Global markets rose back towards all-time highs and a slump then jump in the dollar triggered wild moves in currency markets on Thursday, as investors priced in a later start and a slower pace for future US rate rises.
European shares opened up 0.4 per cent with London's FTSE hitting a new record peak after Asian bourses had enjoyed their best session in 18 months overnight.
MSCI's broadest index of Asia-Pacific shares outside Japan climbed 1.6 per cent, its largest daily gain since September 2013. Australia's main index jumped 1.9 per cent led by banks as markets wagered on lower domestic rates.
The only laggard was the Nikkei which slipped 0.2 per cent in reaction to a firmer yen.

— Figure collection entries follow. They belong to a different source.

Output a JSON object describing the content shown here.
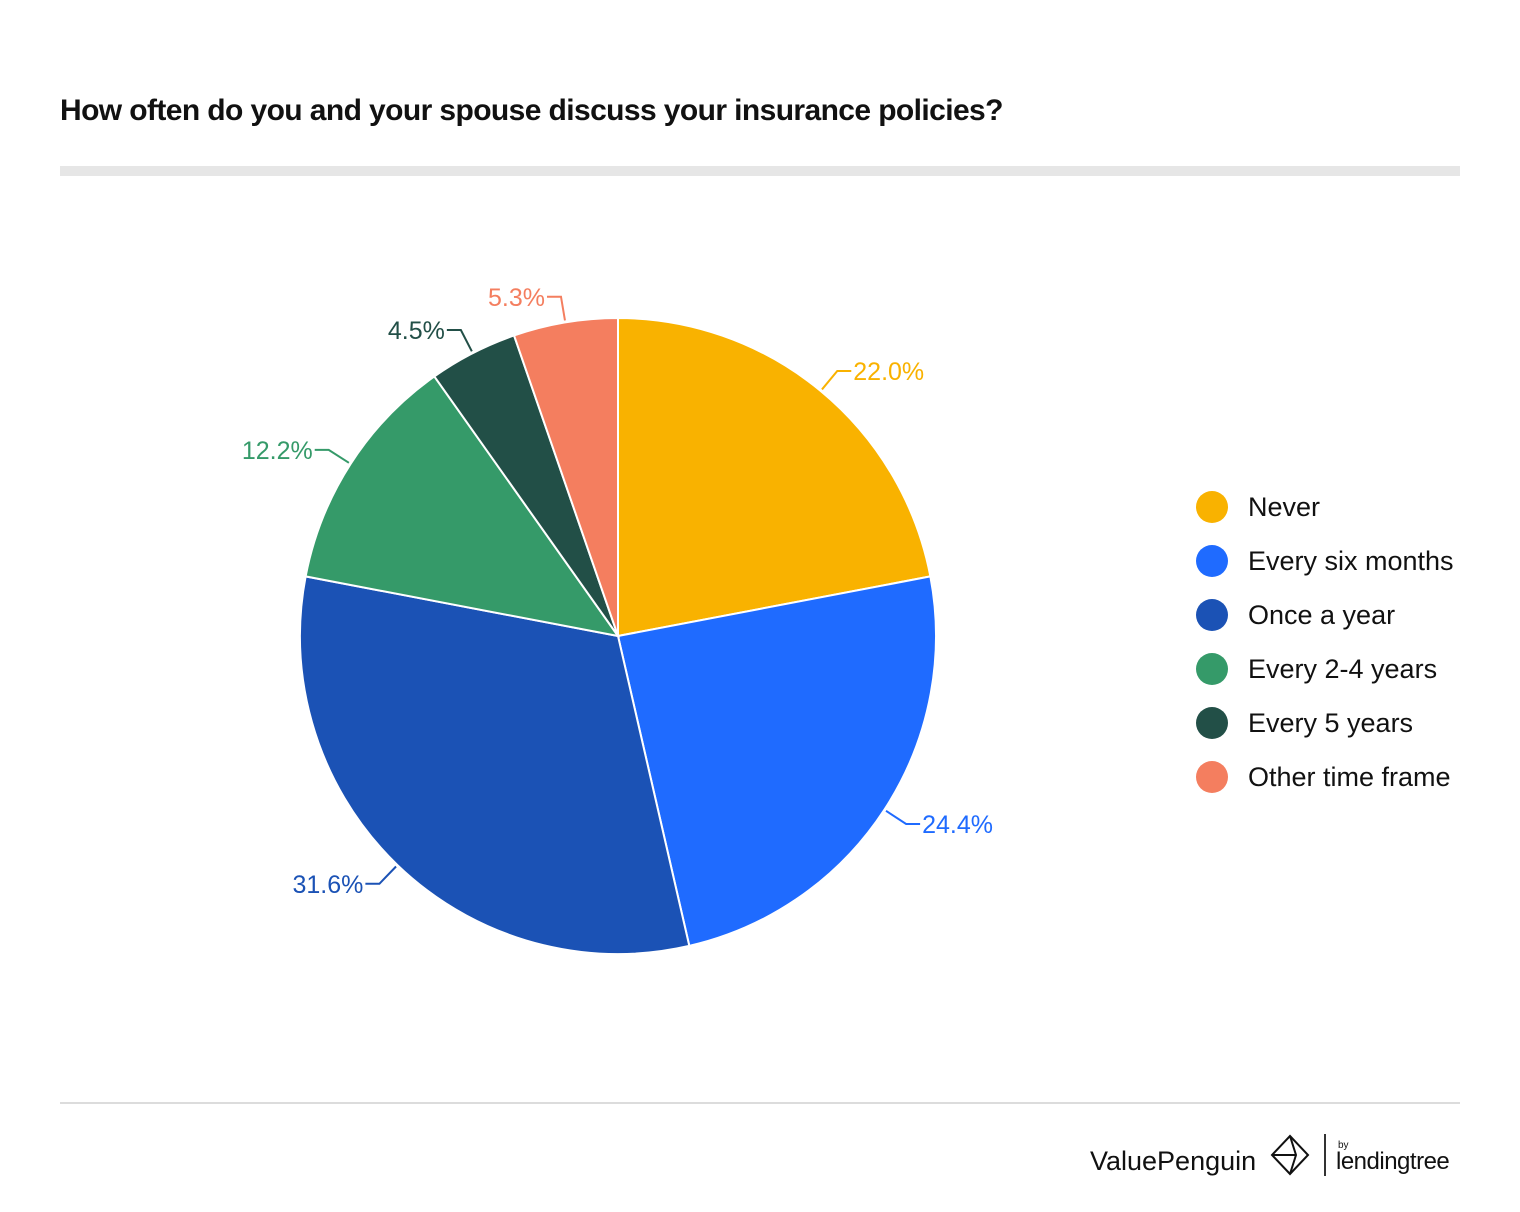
{
  "chart_data": {
    "type": "pie",
    "title": "How often do you and your spouse discuss your insurance policies?",
    "unit": "%",
    "start_angle_deg": 0,
    "direction": "clockwise",
    "legend_position": "right",
    "slices": [
      {
        "label": "Never",
        "value": 22.0,
        "display": "22.0%",
        "color": "#F9B200"
      },
      {
        "label": "Every six months",
        "value": 24.4,
        "display": "24.4%",
        "color": "#1F6BFF"
      },
      {
        "label": "Once a year",
        "value": 31.6,
        "display": "31.6%",
        "color": "#1B52B5"
      },
      {
        "label": "Every 2-4 years",
        "value": 12.2,
        "display": "12.2%",
        "color": "#359A69"
      },
      {
        "label": "Every 5 years",
        "value": 4.5,
        "display": "4.5%",
        "color": "#224F47"
      },
      {
        "label": "Other time frame",
        "value": 5.3,
        "display": "5.3%",
        "color": "#F47E5F"
      }
    ]
  },
  "brand": {
    "valuepenguin": "ValuePenguin",
    "by": "by",
    "lendingtree": "lendingtree",
    "mark_icon": "valuepenguin-diamond-logo-icon"
  }
}
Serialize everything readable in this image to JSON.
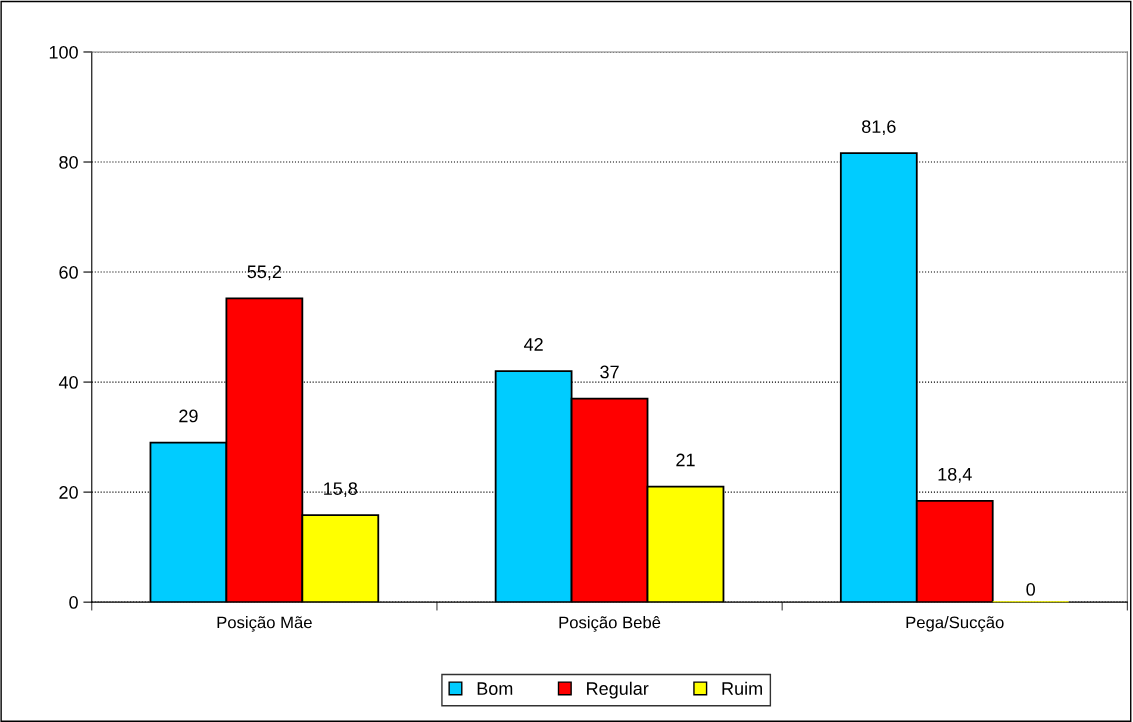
{
  "chart_data": {
    "type": "bar",
    "categories": [
      "Posição Mãe",
      "Posição Bebê",
      "Pega/Sucção"
    ],
    "series": [
      {
        "name": "Bom",
        "color": "#00ccff",
        "values": [
          29,
          42,
          81.6
        ],
        "value_labels": [
          "29",
          "42",
          "81,6"
        ]
      },
      {
        "name": "Regular",
        "color": "#ff0000",
        "values": [
          55.2,
          37,
          18.4
        ],
        "value_labels": [
          "55,2",
          "37",
          "18,4"
        ]
      },
      {
        "name": "Ruim",
        "color": "#ffff00",
        "values": [
          15.8,
          21,
          0
        ],
        "value_labels": [
          "15,8",
          "21",
          "0"
        ]
      }
    ],
    "ylim": [
      0,
      100
    ],
    "yticks": [
      0,
      20,
      40,
      60,
      80,
      100
    ],
    "grid": "y",
    "legend": "bottom"
  }
}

#USFed 's new inclusion of "export growth has weakened" needs more attention than it removing "patient" from its statement. Shouldn't be?
— Gurumurthy K (@gurukmurthy)
March 19, 2015
The US Federal Open Market Committee (FOMC) has kept the federal funds rate unchanged (between 0 and 0.25 per cent).
The Federal Reserve on Wednesday had moved a step closer to hiking rates for the first time since 2006, but downgraded its economic growth and inflation projections, signaling it is in no rush to push borrowing costs to more normal levels.